その沿岸施設に艦隊が砲門を向けるのを確認したカイムは、席から立ち上がると艦橋の窓辺に立ちながらその光景を目に焼き付けるのだった。
「閣下、全艦の攻撃用意が完了しました。何時でも撃てます」
「ハイルヴィヒ提督、わかった。だが、軍港ないし湾港施設のみへの砲撃を徹底させよ。これは軍や船舶管理者への報復であり、ブリタニア王国国民への報復ではないのだ」
「はっ、総統閣下。徹底させます」
「ならば提督。攻撃を始めよ」
艦橋で腰の後ろで手を組み仁王立ちするカイムの横で報告をするハイルヴィヒは、重々しい表情をするカイムと対象的に嬉々としていた。

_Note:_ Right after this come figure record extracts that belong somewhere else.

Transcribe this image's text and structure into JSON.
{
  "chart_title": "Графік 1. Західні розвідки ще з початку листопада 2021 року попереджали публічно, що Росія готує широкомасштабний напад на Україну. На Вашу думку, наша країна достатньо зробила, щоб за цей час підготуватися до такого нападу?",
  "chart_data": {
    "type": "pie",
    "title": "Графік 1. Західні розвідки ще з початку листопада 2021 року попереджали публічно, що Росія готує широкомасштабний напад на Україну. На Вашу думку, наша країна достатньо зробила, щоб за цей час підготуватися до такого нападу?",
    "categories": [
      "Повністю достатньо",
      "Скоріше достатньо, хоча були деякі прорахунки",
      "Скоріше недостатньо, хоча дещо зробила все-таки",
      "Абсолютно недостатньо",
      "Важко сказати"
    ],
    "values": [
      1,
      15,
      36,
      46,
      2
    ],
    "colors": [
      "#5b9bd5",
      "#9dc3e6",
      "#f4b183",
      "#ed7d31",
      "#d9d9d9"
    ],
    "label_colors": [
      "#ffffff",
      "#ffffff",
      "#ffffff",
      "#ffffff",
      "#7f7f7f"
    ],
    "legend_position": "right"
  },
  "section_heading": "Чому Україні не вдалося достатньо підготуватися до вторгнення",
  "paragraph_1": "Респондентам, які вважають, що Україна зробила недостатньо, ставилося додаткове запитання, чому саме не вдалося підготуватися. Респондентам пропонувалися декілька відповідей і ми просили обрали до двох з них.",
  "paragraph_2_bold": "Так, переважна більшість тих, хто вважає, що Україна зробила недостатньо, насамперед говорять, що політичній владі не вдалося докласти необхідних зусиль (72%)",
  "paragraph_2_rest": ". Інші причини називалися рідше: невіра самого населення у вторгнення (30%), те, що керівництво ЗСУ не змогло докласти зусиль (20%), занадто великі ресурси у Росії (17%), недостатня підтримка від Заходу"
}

その表情に、戦場で暗くあれこれと道徳的なことを考えるのを止めたカイムは、最後にハイルヴィヒへと攻撃対象の制限を命じた。その命令にハイルヴィヒが答えつつマイクで中央戦闘指揮所に命令を飛ばす中で、カイムは最後に攻撃の命令を出すのだった。
「よし来た、艦隊一斉射だ!撃てぇえ!」
「艦隊、撃ち方始め」
エアテリンゲンの艦橋にハイルヴィヒの嬉々とした命令が響き、艦長の砲撃命令が下ると、一糸乱れぬ第2艦隊は一斉に爆音を上げながら砲撃を開始したのだった。